The two adjacent sides of a cyclic quadrilateral are 2 and 5 and the angle between them is ${60}^0$. If the area of the quadrirateral is $4\sqrt{3}$, find the remaining two sides.

Answer 1

Let AB = 2 and BC = 5. $\angle ABC={60}^0$ (given).
Since the quadrilateral ABCD= Area of $△$ ABC+ Area of $△$ACD
=$\frac{1}{2}AB.BCsin{60}^0+\frac{1}{2}CD.DAsin{120}^0$
=$\frac{1}{2}.2.5.\frac{\sqrt{3}}{2}+\frac{1}{2}c.d.\frac{\sqrt{3}}{2}=4\sqrt{3}$ (given)

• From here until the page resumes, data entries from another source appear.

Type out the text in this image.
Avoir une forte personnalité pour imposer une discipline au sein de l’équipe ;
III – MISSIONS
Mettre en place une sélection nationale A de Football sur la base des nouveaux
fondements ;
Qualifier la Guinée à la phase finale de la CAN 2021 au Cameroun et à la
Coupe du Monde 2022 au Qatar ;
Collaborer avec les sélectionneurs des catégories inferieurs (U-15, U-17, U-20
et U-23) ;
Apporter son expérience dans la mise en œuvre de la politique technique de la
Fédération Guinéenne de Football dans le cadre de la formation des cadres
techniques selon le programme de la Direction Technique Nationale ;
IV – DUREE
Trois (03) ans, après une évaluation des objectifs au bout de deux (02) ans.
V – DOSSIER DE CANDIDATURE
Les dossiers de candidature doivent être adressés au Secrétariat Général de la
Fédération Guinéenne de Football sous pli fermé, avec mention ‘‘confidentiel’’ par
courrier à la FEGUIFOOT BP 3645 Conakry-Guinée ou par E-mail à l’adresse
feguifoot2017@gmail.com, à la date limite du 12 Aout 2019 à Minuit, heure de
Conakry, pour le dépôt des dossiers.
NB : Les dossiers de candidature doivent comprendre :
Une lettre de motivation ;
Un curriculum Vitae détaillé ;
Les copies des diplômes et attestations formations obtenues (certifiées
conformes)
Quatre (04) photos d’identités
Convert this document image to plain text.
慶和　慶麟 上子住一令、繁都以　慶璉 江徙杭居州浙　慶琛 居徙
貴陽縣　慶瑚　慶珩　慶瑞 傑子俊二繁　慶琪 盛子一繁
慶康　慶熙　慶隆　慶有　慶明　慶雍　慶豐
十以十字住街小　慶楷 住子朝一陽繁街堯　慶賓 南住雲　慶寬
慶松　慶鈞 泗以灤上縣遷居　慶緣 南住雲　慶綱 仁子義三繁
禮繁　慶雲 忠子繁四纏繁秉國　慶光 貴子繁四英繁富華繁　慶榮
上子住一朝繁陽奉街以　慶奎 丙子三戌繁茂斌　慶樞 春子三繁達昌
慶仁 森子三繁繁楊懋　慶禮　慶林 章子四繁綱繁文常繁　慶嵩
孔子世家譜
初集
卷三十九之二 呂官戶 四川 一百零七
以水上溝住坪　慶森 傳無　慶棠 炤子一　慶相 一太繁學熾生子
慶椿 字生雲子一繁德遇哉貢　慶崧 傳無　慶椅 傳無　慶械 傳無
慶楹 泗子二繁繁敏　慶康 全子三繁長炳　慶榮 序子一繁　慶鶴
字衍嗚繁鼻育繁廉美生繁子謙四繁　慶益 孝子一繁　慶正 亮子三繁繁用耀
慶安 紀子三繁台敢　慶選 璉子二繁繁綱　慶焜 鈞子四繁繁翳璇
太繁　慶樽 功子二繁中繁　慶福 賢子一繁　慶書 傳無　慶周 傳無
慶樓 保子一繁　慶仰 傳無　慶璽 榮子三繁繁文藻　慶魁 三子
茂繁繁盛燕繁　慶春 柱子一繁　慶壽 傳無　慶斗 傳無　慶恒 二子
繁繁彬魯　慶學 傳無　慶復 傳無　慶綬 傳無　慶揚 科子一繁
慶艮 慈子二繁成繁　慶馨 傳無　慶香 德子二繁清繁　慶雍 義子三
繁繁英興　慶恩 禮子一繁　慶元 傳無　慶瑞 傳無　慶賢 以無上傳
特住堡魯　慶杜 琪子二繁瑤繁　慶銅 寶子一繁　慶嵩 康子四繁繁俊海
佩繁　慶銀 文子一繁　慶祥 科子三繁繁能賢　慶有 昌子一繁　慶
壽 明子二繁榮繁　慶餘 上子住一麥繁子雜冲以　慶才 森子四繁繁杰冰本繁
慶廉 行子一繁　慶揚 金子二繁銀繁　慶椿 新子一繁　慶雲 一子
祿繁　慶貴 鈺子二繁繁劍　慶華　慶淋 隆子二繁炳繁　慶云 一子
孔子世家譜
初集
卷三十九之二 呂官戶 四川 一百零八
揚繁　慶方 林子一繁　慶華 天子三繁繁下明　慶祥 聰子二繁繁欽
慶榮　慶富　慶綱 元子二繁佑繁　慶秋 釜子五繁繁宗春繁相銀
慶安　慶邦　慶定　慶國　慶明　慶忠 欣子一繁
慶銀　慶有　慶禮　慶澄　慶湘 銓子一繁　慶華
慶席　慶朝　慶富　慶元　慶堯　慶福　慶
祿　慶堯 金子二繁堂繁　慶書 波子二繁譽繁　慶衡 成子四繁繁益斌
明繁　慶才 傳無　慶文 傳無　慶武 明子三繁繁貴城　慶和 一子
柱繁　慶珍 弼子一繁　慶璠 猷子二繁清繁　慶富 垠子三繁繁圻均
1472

$\therefore \frac{\sqrt{3}}{4}cd=4\sqrt{3}-\frac{-5\sqrt{3}}{2}=\frac{3\sqrt{3}}{2}2$
or cd= 6 ....(1)
Also $A{B}^2+B{C}^2-2AB.BCcos{60}^0=A{C}^2$
=$C{D}^2+D{A}^2-2CD.DAcos{120}^0$ by cosine rule.
or $4+25-\mathrm{2.2.5.}\frac{1}{2}=c^2+d^2+cd$
or $c^2+d^2+cd=19$ or $c^2+d^2=13$, By (1) ......(2)
Now from (1) and (2), we have
$c^2+d^2=13,c^2{d}^2=36$
$\therefore c^2$ and $d^2$ are the roots of
$t^2-13t+36=0\therefore t=9,4.$
or $c^2=9,d^2=4$ or $c^2=4,d^2=9$
$\therefore c=3,d=2orc=2,d=3.$
Hence the other two sides are 2 and 3.